You have no idea what the words "can explain" mean in a scientific context. What you just said is just plain wrong.
The Sun is the most reasonable explanation.
Except that this very study, which was done with actual data by people who actually know things, clearly says it isn't.
You just believe that because you want to, not because there is any evidence for it.
Re:Sounds reasonable, but... (Score:4, Informative)
I still wonder about those graphs that show CO2 lagging temperature by 800 years during past global warming events.
You still wonder about something that has been *explained* umpteen times, I can image not being interested enough to look stuff up, but please don't involve yourself in a debate if your knowledge is 20 years out of date... (I'm sorry to come over all agressive, but I've this exact argument trotted out for over a decade.)
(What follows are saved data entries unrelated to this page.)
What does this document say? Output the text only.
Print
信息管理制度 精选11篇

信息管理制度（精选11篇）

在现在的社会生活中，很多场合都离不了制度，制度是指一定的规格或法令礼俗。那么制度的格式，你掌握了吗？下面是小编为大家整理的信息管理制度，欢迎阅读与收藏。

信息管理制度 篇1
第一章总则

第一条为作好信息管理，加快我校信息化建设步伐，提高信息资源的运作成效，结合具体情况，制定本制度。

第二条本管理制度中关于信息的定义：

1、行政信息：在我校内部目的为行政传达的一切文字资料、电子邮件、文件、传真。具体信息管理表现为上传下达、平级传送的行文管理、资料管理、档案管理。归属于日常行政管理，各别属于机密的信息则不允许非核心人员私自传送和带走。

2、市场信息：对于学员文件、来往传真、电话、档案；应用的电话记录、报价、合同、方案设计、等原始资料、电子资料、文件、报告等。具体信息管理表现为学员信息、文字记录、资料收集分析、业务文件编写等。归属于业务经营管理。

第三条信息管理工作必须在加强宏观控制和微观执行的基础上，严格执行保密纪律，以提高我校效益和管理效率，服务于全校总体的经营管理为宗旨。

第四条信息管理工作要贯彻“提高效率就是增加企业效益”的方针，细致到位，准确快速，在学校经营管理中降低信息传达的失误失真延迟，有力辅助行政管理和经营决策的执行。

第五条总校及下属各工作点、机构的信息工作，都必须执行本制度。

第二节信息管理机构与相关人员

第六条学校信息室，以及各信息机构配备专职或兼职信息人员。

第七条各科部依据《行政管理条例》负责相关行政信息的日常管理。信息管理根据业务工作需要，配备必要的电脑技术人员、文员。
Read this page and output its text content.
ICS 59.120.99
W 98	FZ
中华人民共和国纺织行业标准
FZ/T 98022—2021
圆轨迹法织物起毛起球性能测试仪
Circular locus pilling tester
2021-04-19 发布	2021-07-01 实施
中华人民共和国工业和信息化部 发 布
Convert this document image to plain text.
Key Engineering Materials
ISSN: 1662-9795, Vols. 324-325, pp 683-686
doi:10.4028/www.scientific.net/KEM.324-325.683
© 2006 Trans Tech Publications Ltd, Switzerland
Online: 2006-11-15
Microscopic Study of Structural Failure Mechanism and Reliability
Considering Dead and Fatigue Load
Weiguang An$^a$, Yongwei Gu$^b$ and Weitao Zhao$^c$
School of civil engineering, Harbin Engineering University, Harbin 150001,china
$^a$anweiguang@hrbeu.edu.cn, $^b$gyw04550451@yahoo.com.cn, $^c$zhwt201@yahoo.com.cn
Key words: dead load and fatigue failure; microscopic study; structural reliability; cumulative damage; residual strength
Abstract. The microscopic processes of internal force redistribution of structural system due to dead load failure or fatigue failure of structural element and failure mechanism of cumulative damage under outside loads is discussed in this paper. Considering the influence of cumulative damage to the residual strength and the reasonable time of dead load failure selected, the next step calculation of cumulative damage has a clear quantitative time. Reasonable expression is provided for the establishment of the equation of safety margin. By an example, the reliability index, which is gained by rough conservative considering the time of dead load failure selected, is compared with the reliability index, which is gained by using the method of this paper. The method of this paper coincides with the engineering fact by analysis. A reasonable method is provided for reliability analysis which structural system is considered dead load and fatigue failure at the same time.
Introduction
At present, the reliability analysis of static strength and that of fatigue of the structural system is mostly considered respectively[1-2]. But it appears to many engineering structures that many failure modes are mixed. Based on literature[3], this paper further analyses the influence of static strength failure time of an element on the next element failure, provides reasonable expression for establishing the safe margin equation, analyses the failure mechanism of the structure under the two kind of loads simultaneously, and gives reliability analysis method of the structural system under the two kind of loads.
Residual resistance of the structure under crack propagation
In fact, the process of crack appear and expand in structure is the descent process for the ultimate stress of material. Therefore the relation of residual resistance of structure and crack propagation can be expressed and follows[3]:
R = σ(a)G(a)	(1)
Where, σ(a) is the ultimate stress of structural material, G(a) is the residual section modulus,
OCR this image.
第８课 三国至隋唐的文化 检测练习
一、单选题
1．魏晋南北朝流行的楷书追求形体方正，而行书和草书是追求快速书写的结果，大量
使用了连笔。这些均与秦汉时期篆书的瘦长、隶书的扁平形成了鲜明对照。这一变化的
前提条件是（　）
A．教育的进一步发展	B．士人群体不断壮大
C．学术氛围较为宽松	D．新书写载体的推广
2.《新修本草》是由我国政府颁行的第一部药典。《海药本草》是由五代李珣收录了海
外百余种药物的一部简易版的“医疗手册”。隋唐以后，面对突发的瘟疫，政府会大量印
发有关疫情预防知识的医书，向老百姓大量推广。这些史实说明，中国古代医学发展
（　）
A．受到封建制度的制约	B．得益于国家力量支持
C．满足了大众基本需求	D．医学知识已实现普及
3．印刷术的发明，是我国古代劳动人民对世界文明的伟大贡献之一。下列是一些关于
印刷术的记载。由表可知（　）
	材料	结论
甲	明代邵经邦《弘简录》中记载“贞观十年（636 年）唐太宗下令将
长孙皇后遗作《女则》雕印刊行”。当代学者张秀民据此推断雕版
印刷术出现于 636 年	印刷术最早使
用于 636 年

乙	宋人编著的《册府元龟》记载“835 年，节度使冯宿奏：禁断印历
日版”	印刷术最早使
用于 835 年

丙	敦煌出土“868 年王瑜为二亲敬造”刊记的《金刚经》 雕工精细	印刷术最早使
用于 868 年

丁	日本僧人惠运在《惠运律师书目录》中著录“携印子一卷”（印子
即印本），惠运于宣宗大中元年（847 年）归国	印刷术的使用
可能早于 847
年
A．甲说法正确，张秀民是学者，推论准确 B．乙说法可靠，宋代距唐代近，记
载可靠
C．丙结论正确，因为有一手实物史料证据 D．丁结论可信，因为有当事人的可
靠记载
Long-term climate change (tens to hundreds of thousands of years) is influenced by changes in the orbit of the moon (google Milankovitch if you want).
Slight change in orbit --> causes slight warming --> causes CO2 release --> causes more warming ---> switches between ice-ages & intermediate periods.
The delta-T between the "change in orbit" and the "CO2 release" was about 800 years, which accounts for the lag.
The current change is *different* becuase the CO2 release is not caused by changes in orbit, but by man burning millions of years of stored carbon in a few centuries.
So we're skipping the first bit that ook 800 years, and going almost instantaneously to the "more warming" bit... which is why we are now seeing faster warming of the planet than was ever seen in the climatological records, going back hundreds of thousands of years (and probably much, much longer, but the farther back we go, the harder it becomes to measure how fast temperature changes actually happened).